A biography chronicles the struggles and triumphs of a renegade boxer.
In this second installment of the Hamilcar Noir series, Zanon (Sinner and Saint, 2018, etc.) tells Johnny Tapia’s story, recounting the action in and out of the boxing arena where the fighter made his name. The author follows Tapia from his birth in Albuquerque, New Mexico, in 1967 and the savage murder of his mother when he was only 8 years old to his first boxing bout at 9 and beyond.
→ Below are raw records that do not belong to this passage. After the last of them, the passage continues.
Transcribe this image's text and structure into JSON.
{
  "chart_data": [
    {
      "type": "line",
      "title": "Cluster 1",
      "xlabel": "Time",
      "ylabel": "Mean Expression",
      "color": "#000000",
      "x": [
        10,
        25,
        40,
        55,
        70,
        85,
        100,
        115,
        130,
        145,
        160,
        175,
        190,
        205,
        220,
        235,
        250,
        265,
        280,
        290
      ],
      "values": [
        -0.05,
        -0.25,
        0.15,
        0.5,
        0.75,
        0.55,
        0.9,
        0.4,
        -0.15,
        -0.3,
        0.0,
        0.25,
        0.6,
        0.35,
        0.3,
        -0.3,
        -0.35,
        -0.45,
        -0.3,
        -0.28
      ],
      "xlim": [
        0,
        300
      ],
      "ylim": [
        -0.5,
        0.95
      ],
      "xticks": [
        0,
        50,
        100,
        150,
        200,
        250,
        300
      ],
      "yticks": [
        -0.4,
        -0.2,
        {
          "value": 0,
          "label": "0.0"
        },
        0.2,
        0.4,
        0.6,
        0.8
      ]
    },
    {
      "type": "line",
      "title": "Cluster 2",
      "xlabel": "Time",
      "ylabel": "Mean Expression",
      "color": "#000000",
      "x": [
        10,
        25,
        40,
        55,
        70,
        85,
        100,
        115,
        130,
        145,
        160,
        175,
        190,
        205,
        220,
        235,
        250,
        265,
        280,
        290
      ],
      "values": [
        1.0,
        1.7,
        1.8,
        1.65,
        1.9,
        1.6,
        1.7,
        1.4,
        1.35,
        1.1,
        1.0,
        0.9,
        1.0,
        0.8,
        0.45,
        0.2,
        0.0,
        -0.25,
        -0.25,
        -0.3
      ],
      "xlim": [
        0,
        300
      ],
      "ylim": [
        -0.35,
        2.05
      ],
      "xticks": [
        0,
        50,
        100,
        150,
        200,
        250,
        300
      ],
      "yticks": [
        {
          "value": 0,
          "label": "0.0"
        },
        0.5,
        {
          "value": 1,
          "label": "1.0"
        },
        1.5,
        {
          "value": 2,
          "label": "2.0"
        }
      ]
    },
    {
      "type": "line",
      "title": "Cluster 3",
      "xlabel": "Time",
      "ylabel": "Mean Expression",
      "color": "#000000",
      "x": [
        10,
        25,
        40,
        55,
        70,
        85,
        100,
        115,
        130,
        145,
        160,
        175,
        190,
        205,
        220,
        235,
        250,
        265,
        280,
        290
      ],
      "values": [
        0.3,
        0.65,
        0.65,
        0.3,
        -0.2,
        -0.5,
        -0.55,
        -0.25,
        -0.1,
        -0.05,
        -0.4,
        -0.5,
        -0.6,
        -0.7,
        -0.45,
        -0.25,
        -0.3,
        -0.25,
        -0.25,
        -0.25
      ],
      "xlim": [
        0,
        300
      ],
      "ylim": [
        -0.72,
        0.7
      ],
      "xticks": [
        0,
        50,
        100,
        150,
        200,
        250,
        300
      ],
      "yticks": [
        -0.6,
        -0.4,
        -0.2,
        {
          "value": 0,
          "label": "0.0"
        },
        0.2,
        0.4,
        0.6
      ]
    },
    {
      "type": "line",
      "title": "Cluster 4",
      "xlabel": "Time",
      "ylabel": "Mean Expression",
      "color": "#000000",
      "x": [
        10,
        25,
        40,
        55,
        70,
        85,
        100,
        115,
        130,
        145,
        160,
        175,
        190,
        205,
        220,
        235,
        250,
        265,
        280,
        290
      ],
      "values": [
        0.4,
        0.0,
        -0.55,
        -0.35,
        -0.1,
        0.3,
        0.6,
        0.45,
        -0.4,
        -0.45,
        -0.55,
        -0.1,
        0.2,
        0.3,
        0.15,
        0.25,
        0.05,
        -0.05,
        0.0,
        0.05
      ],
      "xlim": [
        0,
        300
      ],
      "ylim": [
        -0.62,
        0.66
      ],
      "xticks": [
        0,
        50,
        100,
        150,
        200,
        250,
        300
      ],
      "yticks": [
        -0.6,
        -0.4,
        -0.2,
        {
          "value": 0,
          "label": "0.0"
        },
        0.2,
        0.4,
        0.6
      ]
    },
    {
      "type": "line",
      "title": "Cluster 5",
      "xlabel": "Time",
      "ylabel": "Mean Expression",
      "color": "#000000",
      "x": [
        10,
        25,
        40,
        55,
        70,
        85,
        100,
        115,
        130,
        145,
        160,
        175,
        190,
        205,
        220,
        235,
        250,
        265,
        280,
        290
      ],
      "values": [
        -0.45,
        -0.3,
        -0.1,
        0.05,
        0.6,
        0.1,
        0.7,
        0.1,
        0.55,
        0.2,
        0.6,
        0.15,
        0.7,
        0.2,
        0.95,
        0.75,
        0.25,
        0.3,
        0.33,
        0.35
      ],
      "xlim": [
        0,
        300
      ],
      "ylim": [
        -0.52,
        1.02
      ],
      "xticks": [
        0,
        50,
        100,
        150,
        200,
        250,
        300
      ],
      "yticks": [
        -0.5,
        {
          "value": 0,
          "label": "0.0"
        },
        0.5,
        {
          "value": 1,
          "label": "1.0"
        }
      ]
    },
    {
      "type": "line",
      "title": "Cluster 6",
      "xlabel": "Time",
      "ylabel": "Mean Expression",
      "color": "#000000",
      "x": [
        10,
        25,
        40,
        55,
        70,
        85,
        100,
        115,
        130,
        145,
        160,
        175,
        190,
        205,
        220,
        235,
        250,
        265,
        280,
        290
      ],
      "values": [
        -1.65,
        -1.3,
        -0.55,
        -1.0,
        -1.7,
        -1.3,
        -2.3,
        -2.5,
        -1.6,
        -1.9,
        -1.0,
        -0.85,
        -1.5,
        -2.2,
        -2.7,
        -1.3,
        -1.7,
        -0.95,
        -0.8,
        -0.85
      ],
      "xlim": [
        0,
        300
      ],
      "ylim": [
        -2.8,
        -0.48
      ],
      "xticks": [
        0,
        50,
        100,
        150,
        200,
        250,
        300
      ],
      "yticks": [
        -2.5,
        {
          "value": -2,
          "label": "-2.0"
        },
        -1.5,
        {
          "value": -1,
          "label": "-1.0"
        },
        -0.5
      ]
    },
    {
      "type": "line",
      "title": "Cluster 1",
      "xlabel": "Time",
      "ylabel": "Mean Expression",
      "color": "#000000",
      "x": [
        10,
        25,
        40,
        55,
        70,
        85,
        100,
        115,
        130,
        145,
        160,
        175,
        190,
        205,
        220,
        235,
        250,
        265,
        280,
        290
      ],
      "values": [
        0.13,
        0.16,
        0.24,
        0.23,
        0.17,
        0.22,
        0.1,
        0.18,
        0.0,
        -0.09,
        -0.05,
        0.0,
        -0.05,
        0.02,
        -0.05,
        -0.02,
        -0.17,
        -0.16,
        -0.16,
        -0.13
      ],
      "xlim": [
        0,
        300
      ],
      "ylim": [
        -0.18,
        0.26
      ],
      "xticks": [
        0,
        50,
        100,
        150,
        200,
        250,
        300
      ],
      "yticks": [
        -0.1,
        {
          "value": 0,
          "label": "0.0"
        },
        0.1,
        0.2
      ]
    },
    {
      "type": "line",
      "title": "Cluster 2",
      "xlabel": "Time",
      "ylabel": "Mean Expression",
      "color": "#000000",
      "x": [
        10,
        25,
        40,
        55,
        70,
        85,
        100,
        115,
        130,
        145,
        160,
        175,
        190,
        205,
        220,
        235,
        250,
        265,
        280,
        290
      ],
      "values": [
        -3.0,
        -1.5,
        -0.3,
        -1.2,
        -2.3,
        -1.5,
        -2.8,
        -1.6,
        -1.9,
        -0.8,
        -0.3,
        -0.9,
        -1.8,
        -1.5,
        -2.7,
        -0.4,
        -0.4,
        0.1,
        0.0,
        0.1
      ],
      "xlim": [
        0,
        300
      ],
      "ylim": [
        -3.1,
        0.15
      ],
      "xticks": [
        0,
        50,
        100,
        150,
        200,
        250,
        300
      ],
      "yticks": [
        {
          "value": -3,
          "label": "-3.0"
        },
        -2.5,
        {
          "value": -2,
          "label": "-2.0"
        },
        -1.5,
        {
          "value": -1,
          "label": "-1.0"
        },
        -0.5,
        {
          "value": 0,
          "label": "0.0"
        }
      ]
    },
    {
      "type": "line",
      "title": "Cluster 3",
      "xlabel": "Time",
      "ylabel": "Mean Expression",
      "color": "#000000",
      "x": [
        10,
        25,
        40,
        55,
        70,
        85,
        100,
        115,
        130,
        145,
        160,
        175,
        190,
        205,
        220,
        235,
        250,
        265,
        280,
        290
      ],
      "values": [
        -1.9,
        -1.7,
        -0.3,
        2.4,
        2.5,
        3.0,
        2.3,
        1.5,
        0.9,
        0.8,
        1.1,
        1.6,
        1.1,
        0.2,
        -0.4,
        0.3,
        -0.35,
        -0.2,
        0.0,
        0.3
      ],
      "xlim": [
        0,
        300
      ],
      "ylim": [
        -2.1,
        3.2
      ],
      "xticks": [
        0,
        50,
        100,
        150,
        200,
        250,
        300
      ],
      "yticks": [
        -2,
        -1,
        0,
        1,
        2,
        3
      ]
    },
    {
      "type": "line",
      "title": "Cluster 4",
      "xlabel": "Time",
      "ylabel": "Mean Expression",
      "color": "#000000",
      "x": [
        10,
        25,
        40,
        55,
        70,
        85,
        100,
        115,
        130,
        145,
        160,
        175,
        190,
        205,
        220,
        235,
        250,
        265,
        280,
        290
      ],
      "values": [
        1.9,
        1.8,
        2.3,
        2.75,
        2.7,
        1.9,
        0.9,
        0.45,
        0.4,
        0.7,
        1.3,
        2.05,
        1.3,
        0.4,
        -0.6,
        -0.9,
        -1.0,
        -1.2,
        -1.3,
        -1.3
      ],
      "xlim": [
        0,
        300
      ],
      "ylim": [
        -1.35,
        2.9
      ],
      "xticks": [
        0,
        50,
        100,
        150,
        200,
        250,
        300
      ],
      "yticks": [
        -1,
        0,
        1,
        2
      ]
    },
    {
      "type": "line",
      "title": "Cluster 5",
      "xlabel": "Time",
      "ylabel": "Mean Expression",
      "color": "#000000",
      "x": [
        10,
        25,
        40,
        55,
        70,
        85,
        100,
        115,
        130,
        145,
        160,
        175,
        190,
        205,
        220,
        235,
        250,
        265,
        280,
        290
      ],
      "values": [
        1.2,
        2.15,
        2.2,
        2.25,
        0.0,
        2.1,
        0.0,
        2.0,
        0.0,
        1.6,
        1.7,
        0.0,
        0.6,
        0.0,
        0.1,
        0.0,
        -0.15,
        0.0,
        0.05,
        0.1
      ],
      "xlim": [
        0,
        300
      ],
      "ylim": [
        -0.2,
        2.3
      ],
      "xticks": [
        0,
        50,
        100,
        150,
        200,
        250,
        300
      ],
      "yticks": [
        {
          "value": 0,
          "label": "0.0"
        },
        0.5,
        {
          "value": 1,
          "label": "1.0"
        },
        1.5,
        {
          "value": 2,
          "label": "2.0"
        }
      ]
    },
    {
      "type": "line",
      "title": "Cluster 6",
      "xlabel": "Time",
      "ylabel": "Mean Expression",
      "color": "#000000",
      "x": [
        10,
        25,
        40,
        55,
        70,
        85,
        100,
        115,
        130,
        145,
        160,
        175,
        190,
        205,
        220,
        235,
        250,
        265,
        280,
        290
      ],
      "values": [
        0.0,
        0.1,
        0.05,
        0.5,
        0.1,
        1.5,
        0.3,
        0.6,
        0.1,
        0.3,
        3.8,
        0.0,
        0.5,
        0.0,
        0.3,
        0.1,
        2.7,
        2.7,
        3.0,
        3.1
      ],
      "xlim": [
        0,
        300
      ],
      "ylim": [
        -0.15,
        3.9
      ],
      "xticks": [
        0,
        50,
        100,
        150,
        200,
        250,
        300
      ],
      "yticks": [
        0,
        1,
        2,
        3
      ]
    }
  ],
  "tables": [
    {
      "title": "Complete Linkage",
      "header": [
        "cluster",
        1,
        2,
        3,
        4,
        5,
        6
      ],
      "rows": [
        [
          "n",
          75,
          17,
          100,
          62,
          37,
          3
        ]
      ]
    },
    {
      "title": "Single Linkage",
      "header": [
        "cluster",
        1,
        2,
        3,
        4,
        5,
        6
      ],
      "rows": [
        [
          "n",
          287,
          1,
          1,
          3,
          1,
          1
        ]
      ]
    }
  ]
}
He had his first professional match in 1988 and won the United States Boxing Association Super Flyweight title in 1990. But, as the author puts it, “unfortunately, his passion and desire in the ring played second fiddle to a destructive lifestyle” when the gloves were off, a destructive routine featuring a steady consumption of drugs and alcohol. Zanon describes a life of nearly constant brutality in which the boxer was actually declared DOA multiple times, either from violence or drug overdoses. This leads the author to contend that “Johnny stared death in the face more times than would seem physically possible.” The narrative describes the arc of Tapia’s professional life in economical but effective detail. This is by no means a classic of boxing nonfiction, but Zanon knows the sport well enough to keep these bouts intriguing. One of the story’s most moving nonboxing moments comes when Tapia learned that his mother’s murder had been solved but that he had no chance for personal vengeance. The killer was fatally struck by a car 10 years after the crime. Still, the bulk of Zanon’s book—written with the pugilist’s wife, debut author Teresa Tapia—involves the boxer’s increasingly serious swings between hard-fought professional matches and a long series of drug deals, arrests, and broken second chances. He became a world champion, but the strain of his various activities eventually affected his heart; he died in 2012. The work recounts all this with a good deal of momentum and little sentimentality. The resulting portrait is that of a deeply weak and flawed man who could nevertheless exhibit a real zest for living.
A gritty, engrossing, and concise account of a boxer’s meteoric career and tortured personal life.